TIME Vietnam

Vietnamese Protesters Torch Factories in Anti-China Unrest

In a sign of growing anti-Beijing sentiment, Vietnamese demonstrators set fire to 15 Taiwan-, South Korean– and other foreign-owned factories because they mistook them for Chinese enterprises

If you are going to torch a factory in a fit of nationalism, make sure you get the right factory. That’s the lesson for thousands of Vietnamese who swarmed a Singapore-run industrial park in southern Vietnam late Tuesday. The demonstrators turned arsonists set fire to 15 foreign-owned factories, reports the Associated Press, including some that were Taiwan- or South Korean–owned. Many other businesses were trashed.

The rioting followed largely peaceful protests by some 20,000 Vietnamese in Binh Duong province late Tuesday. On Wednesday morning, people on motorcycles rode through the area carrying Vietnamese flags, AP noted.
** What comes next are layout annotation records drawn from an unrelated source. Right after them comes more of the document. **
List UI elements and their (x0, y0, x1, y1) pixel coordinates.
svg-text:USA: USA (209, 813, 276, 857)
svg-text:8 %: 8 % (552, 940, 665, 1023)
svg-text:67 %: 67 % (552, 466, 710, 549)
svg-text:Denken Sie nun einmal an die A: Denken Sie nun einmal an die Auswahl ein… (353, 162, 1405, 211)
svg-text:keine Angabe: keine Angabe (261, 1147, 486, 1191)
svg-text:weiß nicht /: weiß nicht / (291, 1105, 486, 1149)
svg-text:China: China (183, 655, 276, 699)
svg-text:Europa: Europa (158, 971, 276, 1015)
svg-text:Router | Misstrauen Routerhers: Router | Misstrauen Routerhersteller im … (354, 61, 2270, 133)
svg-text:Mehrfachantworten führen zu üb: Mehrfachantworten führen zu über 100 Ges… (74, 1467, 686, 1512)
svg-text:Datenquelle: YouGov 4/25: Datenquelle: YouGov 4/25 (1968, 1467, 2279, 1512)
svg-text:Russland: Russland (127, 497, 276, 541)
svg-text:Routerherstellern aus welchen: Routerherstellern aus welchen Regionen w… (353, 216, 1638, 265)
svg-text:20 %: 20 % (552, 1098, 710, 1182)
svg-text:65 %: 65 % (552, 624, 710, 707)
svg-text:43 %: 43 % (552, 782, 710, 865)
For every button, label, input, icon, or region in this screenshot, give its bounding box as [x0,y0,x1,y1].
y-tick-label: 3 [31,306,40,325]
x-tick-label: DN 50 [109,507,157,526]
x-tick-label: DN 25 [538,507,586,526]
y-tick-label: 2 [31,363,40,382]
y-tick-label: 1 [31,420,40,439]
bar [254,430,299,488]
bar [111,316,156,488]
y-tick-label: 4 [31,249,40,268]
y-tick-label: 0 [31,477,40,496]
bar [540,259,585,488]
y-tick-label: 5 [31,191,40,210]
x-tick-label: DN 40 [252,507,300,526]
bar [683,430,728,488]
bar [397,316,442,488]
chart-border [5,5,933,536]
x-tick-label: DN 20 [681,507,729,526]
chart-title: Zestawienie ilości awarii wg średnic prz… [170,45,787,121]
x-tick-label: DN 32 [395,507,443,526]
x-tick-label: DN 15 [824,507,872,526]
One witness said foreign-owned enterprises were now hanging up pro-Vietnamese banners. “We love Vietnam,” read one.

It is still unclear if anybody was hurt in the melee, but the injuries to business could be steep: the chairwoman of the Council of Taiwanese Chamber of Commerce in Vietnam told Reuters the cost to Taiwan companies would be billions of dollars.

For the rest of us, the incident serves as a reminder of just how quickly a Sino-Vietnamese spat can escalate. Tuesday night’s riot started as a demonstration against China’s May 1 deployment of a massive oil rig in waters claimed by both sides. Over the past few days, there have been several skirmishes between ships from both sides, and protests across the Vietnam. On Sunday, Vietnam’s Prime Minister accused China of “brazenly” triggering the dispute.

But strong words will not be enough to dissuade Beijing. The current maritime standoff is not just about the oil rig, but unresolved territorial claims in the South China Sea. Otherwise solid ties between China and Vietnam have, for the most part, kept conflict at bay. That Vietnam’s otherwise restrictive ruling party is letting people protest shows a new willingness to speak up. But the torching of foreign-owned factories was certainly not the outcome they hoped for.